I get to drive to highline today. Yaaayy. See me jump for joy. Woohoo. :-P

Tuesday, June 2, 2009

na na na na-na-na naaa, na-na-na naaa, hey jude

I am so so so so so so sooooo restless right now. Probably having more to do with lack of sleep and caffine overdoes than anything else. But. I really need to learn to deal with restlessness in a practical way instead of roving all over the place looking for something that will make me feel content again.

So I'm writing this to re-focus my thoughts on the things that are really important. I don't do this enough, I'm sure.

I've been thinking: it's so important to fall in love with Jesus. As totally new-age and charasmatic as that sounds. If it's something I devote myself to enough, there is no way I can come away from thinking, writing, and reading about Jesus without being completely excited about him. This is the baby I kind of threw out with the bath water when I decided I agreed with my church's more dry philosophies on worship. I can't just understand things on an intelecutal level or go through motions on a practical level. I've got to "invest" myself in it, give pieces of myself to it every day until I am lost in it.

So I'm trying to ask myself the question, what is it about God that I love? I mean, other than everything.

First of all I think it's phenominal that he loves me. This is interesting because I'm a girl and I want to be loved more than anything else, and I have the tendency to love those who love me. And while that may seem like a very selfish reason to love someone on a human level, God says that this is exactly how it works in his kingdom. He is willing to love me just so that I will love him, and somehow that saves my soul. I think this is really cool.

Also I think it's cool that God is a God of TRUTH. I hate it when Christians get so wrapped up in being conservative good people that they can't consider the potential truth to totally oposite theories, like evolution or even something as radical as atheism. It seems to me that God wants us to view things as honestly as we can and hopefully, if we devote enough time and energy to finding the answers, no matter what persepective we are comming from, we will figure out that the Bible is right. And then even come to understand and agree with the reasons why we intupret the Bible in certain ways. He doesn't want us to put blinders on and accept everything we read or that pastors or reformed Christians say. I feel very liberal saying all of that, but I think it's mostly right.

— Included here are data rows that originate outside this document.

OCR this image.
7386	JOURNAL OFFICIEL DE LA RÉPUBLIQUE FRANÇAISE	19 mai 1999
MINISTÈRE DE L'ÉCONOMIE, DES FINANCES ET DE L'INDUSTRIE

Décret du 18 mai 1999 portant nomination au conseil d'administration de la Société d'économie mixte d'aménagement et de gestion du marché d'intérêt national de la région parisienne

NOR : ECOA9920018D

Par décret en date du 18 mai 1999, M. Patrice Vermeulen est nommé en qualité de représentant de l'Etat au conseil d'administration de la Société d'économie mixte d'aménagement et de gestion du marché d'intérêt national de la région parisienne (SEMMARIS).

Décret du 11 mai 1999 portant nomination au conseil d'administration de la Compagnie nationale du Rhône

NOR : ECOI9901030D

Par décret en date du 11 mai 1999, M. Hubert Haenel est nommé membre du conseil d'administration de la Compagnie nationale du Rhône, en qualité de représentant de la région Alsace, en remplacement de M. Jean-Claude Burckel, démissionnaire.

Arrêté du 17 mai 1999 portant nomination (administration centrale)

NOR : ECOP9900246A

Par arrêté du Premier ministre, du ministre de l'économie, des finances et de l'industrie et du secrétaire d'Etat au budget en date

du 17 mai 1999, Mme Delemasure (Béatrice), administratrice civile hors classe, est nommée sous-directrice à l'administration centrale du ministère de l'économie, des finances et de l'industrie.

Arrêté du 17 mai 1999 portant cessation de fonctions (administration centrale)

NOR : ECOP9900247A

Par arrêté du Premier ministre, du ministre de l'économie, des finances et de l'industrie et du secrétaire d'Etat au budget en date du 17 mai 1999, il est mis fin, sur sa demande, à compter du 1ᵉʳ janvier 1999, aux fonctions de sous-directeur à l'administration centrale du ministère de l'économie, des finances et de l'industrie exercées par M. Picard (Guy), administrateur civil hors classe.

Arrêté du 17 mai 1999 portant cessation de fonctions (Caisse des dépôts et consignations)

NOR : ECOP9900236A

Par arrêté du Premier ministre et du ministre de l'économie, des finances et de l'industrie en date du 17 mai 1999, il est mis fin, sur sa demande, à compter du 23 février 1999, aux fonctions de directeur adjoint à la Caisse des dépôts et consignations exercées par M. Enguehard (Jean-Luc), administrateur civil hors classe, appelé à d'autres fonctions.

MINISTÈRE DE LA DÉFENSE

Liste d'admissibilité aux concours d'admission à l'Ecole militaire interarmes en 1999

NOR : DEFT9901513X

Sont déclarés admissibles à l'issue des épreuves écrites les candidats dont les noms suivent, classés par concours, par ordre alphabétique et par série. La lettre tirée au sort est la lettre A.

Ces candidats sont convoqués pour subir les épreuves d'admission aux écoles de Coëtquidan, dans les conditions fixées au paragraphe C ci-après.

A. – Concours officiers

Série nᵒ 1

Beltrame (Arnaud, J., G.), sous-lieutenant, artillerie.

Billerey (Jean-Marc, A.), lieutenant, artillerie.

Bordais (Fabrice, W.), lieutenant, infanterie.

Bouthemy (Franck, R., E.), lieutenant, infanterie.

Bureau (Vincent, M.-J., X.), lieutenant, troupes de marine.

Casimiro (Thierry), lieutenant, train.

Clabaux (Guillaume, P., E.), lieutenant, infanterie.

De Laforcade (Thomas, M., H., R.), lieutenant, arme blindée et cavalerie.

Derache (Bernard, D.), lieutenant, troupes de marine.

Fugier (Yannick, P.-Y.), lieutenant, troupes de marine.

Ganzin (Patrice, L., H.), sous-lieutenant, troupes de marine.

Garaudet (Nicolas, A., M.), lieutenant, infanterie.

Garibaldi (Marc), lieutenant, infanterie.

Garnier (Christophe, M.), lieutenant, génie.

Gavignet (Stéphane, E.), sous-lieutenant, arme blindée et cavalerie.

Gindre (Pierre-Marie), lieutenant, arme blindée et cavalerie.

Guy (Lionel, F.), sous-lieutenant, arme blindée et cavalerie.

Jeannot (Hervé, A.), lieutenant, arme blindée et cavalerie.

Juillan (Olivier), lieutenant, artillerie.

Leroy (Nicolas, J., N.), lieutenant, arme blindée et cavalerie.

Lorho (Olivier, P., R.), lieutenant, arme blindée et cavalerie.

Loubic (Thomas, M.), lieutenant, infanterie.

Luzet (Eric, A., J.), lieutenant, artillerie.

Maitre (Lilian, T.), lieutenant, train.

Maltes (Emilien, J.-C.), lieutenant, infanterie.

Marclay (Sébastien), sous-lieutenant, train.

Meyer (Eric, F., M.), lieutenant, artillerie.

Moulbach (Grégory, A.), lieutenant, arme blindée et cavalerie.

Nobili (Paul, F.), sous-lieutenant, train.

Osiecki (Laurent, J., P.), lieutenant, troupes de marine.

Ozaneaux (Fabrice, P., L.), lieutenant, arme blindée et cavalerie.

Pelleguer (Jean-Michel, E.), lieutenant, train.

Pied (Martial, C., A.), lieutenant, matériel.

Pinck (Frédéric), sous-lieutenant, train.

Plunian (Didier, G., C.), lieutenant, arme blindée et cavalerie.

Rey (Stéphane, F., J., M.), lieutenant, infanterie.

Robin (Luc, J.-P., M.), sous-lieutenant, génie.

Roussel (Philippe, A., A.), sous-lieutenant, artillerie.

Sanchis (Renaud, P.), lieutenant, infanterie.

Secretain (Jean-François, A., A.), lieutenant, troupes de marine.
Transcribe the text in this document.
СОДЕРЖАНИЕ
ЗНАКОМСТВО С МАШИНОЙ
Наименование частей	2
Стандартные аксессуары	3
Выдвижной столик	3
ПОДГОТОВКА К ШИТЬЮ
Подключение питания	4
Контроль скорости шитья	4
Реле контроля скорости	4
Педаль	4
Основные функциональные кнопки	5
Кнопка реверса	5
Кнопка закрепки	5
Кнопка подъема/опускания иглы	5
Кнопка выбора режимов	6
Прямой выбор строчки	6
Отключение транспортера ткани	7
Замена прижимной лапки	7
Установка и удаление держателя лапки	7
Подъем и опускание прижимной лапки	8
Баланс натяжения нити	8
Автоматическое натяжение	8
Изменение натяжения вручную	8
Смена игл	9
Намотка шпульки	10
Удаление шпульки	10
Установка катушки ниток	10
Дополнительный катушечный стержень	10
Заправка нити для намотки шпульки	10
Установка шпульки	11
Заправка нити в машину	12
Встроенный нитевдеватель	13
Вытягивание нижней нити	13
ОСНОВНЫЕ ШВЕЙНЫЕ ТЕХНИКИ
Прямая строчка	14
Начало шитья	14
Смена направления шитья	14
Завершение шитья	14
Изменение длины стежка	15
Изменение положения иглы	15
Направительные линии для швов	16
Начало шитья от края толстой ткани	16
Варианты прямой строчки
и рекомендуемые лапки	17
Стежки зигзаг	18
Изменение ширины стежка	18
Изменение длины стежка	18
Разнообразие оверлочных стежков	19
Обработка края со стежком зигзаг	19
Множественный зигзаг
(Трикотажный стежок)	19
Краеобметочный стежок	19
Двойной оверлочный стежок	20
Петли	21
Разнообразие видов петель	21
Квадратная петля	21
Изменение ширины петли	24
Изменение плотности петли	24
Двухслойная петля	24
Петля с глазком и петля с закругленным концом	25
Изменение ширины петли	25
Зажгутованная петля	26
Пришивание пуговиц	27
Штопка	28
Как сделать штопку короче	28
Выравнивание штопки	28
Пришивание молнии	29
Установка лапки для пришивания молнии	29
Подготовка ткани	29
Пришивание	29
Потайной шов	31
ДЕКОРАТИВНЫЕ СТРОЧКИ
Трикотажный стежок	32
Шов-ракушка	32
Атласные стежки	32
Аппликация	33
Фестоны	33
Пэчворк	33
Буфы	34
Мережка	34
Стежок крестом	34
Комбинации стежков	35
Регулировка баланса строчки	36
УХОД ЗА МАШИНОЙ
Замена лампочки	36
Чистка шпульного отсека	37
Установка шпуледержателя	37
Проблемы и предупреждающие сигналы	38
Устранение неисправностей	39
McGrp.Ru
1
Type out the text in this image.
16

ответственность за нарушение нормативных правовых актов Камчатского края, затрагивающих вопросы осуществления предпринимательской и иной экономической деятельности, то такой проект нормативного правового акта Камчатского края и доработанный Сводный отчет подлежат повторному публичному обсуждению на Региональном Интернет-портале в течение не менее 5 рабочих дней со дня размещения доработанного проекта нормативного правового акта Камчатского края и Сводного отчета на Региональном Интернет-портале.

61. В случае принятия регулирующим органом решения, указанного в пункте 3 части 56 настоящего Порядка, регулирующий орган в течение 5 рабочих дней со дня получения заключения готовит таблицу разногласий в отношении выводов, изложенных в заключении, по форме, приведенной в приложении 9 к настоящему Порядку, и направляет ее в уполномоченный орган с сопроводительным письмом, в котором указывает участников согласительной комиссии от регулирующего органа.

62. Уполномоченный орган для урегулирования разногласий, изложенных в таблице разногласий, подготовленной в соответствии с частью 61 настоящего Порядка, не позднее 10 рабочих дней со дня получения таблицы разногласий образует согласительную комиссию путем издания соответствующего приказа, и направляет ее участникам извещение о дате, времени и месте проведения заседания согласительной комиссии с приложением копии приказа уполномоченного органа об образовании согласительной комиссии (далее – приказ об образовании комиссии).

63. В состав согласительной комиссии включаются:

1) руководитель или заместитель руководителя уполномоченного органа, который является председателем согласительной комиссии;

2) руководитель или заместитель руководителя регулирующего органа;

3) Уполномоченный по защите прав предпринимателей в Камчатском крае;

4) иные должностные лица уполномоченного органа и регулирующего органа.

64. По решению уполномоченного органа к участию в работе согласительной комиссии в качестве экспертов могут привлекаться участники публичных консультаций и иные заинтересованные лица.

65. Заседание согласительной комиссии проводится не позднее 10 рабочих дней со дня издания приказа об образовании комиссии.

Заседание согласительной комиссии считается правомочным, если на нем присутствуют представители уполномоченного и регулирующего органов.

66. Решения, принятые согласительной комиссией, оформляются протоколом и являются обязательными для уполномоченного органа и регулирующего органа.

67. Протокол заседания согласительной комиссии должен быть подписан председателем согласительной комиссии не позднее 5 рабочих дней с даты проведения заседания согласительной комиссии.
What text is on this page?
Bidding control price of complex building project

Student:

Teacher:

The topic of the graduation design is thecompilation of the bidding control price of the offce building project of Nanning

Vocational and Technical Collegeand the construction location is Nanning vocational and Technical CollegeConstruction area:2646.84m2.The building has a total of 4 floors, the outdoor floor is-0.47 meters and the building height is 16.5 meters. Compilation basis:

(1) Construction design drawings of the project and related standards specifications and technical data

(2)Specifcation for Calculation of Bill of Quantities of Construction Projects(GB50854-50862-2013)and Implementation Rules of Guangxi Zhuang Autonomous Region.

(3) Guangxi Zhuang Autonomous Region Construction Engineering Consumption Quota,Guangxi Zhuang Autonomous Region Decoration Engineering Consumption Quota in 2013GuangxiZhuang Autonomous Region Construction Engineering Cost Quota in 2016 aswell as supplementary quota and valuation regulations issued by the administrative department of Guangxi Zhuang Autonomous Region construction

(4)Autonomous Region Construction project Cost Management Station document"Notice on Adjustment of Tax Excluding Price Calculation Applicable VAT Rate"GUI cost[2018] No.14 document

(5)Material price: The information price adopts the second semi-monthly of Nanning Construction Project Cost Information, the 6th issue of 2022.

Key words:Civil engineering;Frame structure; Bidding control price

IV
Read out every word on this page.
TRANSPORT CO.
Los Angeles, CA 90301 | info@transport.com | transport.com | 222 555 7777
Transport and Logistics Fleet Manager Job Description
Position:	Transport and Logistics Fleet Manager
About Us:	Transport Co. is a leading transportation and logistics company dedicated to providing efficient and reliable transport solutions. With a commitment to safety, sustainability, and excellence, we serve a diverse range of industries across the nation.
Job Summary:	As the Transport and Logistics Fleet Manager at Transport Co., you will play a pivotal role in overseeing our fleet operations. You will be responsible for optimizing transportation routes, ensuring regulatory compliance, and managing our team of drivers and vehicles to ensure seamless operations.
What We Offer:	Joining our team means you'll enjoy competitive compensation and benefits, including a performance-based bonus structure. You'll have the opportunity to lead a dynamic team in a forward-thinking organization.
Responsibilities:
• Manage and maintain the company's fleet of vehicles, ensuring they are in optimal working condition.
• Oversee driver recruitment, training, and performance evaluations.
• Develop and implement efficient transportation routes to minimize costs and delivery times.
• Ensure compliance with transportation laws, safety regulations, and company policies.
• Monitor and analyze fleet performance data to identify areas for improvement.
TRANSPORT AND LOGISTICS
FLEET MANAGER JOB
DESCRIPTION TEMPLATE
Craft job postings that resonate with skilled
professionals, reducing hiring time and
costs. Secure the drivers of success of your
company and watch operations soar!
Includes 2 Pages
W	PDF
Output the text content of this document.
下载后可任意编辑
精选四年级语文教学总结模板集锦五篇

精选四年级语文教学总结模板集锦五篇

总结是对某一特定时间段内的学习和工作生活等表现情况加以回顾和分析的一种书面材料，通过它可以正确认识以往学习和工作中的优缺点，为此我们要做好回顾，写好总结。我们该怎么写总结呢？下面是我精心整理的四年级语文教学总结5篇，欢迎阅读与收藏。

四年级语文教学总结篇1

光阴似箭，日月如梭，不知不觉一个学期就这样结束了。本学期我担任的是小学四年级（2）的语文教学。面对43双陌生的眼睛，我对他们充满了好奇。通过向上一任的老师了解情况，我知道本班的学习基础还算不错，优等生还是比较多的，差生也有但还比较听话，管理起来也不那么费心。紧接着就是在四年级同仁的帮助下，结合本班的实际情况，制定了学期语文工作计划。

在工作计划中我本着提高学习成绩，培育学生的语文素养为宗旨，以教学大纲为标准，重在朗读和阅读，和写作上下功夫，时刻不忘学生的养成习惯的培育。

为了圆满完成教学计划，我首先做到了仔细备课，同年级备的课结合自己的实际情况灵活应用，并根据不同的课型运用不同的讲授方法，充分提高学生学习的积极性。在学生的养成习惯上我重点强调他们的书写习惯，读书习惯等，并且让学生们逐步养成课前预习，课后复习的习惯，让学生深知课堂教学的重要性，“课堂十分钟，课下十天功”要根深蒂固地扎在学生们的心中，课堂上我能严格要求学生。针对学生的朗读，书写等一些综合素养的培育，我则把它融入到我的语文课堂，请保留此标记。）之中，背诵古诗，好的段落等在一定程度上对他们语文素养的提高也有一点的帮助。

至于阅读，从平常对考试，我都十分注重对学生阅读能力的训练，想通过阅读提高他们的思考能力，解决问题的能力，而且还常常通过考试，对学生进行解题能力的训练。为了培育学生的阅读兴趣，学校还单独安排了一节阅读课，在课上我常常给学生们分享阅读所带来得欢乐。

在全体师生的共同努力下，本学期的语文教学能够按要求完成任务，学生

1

So I think those two reasons are enough to start off with. God is incredible and because of that the whole world has incredible meaning and purpose. I love meaning and purpose. I'm happy if I have it even when my heart is breaking, I think.

If that makes ANY sense.

I got accepted into Pierce college, so I can finally go choose classes now! I hope I get into some kind of an English class. I really wonder what it will be like going back to school. I'll probably hate it. But. Just one more year and I'll have something to show for all this work.

Thursday, May 21, 2009

So...

We have a new reader around these parts. His name is Nathan Combs; some of you may remember him from his days at Emmanuel a loooong time ago. He now lives in California and he has a blog circle similar to ours except a bit smaller- I was thinking we could merge circles, perhaps. But I'll let you all negotiate arrangements with Nathan and his team members on your own. ;-)

Speaking of nerds (ops, did I say that? :-) I saw the first three X-man movies this weak and I'm completely in love with... *ahem* the movies. And Wolverine is pretty cool too. I feel a tiny flashback to my days of LOTR fandom in how much I liked those movies, especially the first two. It's kind of fun to be nerdy and stupid all over again. Does any one else share my sentiments here?